AF: Small: Collaborative Research: Making Computational Geometry Polynomial in Derivation Length and in Dimension

AF：小：协作研究：使计算几何多项式在导数长度和维度上

• 批准号: 1524455
• 负责人: Elisha Sacks
• 金额: $ 25万
• 依托单位: Purdue University
• 依托单位国家: 美国
• 项目类别: Standard Grant
• 财政年份: 2015
• 资助国家: 美国
• 起止时间: 2015-07-01 至 2019-06-30
• 项目状态: 已结题
• 来源: https://www.nsf.gov/awardsearch/showAward?AWD_ID=1524455&HistoricalAwards=false
• 关键词: AF; Small; Collaborative; Research; Making

Computational geometry is the discipline that creates algorithms todesign and manipulate shapes. It has wide application in science,engineering, and industry -- CAD/CAM systems are a notable example.The problem is, where we see shapes and their spatial relations, thecomputer sees only numbers -- and usually, for speed, onlyapproximate, "floating-point" numbers. E.g., points on a line thatare represented as numerical coordinates, when rounded to thenumber of digits the computer stores, may no longer lie on any commonline. Subsequent calculations that rely on a line being straight ortwo lines intersecting at most once can then go badly astray. Errorin numerical computation can sometimes be limited by rounding, butthere is no practical technique for rounding three-dimensional shapes.This project investigates shape rounding by encasement:High-complexity shapes are encased in approximating polyhedra withfloating-point vertex coordinates. Given an encasement, the PIs havedescribed a rounding algorithm that projects input features to nearbyencasement features. For dealing with intersections of surfaces, theproject creates output-sensitive algorithms for another type ofencasement, an isolating encasement that can have distant boundaryvertices but cannot encase other features.Encasement is only part of the solution, so the project also exploresways to compute topological structure using bounded-complexityarithmetic by avoiding numerical computation for the degenerate (zero)expressions. It investigates using graph theory to analyze explicitexpressions and algebraic techniques to analyze expressions involvingroots of polynomials.The outcome is to include a software library for implementingcomputational geometry algorithms with automated shape rounding. Theproject integrates education and research through an introductorycomputational geometry course in which standard algorithms are taughtand implemented using the library. Previously, the computational costof multi-step algorithms forced students to consider each algorithm inisolation.

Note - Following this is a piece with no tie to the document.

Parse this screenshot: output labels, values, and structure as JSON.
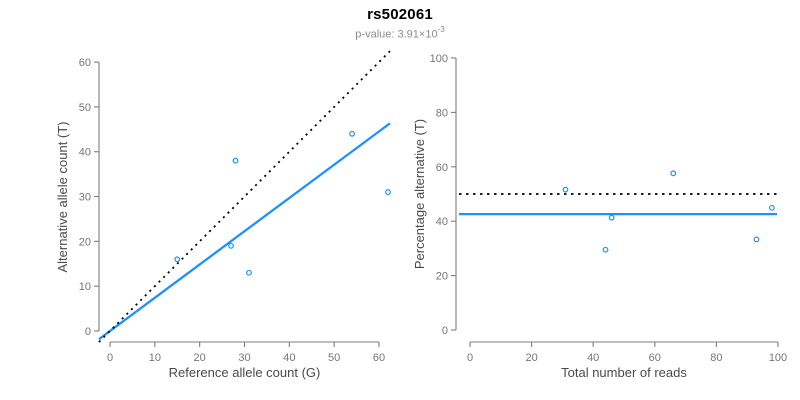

计算几何是创建设计和操纵形状的算法的学科。 它在科学、工程和工业中有着广泛的应用——CAD/CAM 系统就是一个显着的例子。问题是，我们看到形状及其空间关系，而计算机只能看到数字——而且通常，为了速度，只能看到近似值，“浮点数”。 例如，线上表示为数字坐标的点，当四舍五入到计算机存储的位数时，可能不再位于任何公共线上。 依赖于一条直线或两条线最多相交一次的后续计算可能会严重误入歧途。 数值计算中的误差有时可以通过舍入来限制，但没有实用的技术来对三维形状进行舍入。该项目通过封装研究形状舍入：高复杂性形状被封装在具有浮点顶点坐标的近似多面体中。 给定一个封装，PI 描述了一种舍入算法，该算法将输入特征投影到附近的封装特征。为了处理表面的相交，该项目为另一种类型的包围创建了输出敏感算法，这是一种可以具有遥远边界顶点但不能包围其他特征的隔离包围。包围只是解决方案的一部分，因此该项目还探索了使用以下方法计算拓扑结构的方法：通过避免简并（零）表达式的数值计算来实现有限复杂度算法。 它研究使用图论来分析显式表达式，并使用代数技术来分析涉及多项式根的表达式。结果是包括一个用于实现具有自动形状舍入的计算几何算法的软件库。 该项目通过介绍性计算几何课程将教育和研究结合起来，其中使用图书馆教授和实施标准算法。 以前，多步算法的计算成本迫使学生孤立地考虑每个算法。